Learning with Expected Signatures: Theory and Applications
Lorenzo Lucchese, Mikko S. Pakkanen, Almut E. D. Veraart
TL;DR
The paper addresses the challenge of deriving probabilistic guarantees for model-free embeddings built from the expected signature of data streams. It introduces a unified theory linking discrete, pathwise signatures to their continuous-time counterparts under canonical geometric rough paths, proving consistency and asymptotic normality in both in-fill and long-span regimes. A martingale-correction variant is proposed to reduce finite-sample variance, with guarantees that the bias remains controlled; this yields substantial improvements in synthetic and financial ML tasks.
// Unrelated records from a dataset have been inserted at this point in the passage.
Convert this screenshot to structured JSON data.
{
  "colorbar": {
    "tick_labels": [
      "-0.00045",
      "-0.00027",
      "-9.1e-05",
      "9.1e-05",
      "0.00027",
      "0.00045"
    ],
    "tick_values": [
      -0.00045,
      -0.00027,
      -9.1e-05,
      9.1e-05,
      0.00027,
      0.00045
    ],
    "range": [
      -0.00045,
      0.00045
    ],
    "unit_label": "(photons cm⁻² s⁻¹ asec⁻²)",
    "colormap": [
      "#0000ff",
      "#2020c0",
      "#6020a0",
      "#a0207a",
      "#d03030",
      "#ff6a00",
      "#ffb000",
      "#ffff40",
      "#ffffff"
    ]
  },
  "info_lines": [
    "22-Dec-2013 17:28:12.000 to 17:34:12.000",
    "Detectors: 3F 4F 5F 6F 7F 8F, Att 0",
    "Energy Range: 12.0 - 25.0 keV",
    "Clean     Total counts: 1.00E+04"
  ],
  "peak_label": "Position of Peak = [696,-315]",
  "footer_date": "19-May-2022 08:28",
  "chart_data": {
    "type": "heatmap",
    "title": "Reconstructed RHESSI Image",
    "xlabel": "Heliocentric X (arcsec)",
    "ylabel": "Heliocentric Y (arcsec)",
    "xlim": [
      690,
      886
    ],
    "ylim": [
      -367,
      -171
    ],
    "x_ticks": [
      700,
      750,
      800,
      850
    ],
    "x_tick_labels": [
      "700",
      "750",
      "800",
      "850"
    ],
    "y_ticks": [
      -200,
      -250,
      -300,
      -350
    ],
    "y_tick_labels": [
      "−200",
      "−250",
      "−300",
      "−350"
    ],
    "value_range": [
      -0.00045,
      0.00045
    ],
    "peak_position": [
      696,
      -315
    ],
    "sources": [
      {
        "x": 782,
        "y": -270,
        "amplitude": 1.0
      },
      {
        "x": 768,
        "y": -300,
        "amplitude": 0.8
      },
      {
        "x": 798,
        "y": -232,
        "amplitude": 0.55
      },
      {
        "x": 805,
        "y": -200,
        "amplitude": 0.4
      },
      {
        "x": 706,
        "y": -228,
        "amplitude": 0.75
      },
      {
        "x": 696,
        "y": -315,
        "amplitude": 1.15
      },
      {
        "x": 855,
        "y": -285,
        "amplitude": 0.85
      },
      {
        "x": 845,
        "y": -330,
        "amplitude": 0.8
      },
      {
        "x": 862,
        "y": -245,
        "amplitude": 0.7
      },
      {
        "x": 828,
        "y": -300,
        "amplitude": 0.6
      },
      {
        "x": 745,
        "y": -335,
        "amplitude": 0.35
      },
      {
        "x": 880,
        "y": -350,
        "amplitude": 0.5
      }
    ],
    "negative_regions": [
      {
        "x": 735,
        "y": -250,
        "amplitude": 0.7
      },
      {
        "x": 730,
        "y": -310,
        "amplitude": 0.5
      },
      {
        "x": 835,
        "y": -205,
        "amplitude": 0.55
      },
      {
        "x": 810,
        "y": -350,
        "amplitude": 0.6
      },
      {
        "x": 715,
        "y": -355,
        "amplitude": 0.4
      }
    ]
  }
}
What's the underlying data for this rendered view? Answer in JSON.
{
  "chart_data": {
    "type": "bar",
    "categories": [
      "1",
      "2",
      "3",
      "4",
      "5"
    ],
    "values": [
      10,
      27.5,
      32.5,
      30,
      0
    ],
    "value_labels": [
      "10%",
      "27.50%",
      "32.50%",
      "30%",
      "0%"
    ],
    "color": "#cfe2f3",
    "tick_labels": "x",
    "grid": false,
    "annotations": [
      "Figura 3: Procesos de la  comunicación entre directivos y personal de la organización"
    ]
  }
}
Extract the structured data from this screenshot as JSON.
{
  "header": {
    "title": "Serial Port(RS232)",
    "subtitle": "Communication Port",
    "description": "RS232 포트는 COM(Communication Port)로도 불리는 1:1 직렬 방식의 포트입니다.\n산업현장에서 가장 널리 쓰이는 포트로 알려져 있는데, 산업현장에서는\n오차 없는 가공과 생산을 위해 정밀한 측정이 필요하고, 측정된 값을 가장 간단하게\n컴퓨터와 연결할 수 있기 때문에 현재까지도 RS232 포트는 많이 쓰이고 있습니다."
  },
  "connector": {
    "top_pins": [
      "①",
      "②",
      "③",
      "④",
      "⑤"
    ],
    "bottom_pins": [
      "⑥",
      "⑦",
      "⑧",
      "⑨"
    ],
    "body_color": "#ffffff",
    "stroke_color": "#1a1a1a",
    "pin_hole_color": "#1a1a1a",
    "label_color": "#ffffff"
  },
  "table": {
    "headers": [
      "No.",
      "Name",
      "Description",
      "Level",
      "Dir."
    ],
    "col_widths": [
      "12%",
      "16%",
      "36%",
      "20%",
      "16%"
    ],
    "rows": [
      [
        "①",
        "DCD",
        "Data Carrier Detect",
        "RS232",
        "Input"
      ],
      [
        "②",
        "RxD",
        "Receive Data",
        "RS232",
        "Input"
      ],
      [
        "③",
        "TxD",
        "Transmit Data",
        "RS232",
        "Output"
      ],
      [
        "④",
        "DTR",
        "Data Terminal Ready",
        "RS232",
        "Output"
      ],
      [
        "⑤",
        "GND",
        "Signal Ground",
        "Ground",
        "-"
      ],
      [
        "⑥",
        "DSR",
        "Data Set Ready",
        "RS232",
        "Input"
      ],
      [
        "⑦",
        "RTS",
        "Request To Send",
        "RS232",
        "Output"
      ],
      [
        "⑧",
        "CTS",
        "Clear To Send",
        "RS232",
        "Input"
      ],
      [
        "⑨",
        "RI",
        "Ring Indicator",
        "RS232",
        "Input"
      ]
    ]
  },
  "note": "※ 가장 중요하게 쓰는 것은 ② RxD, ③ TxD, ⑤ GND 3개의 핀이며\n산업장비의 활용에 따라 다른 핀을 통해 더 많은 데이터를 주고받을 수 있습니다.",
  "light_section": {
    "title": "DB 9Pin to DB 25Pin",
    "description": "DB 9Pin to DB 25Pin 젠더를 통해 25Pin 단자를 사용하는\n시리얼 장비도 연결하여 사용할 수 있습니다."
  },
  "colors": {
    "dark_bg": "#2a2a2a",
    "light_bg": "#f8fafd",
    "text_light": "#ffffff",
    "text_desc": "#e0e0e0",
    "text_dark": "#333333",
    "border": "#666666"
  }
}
The authors validate the theory across Brownian, fractional Brownian, CAR, and Heston models, and demonstrate practical gains in time-series classification, derivative pricing, and distributional regression, underscoring the approach’s broad applicability and potential for probabilistic interpretation of signature-based ML methods.
Abstract
The expected signature maps a collection of data streams to a lower dimensional representation, with a remarkable property: the resulting feature tensor can fully characterize the data generating distribution. This "model-free" embedding has been successfully leveraged to build multiple domain-agnostic machine learning (ML) algorithms for time series and sequential data. The convergence results proved in this paper bridge the gap between the expected signature's empirical discrete-time estimator and its theoretical continuous-time value, allowing for a more complete probabilistic interpretation of expected signature-based ML methods. Moreover, when the data generating process is a martingale, we suggest a simple modification of the expected signature estimator with significantly lower mean squared error and empirically demonstrate how it can be effectively applied to improve predictive performance.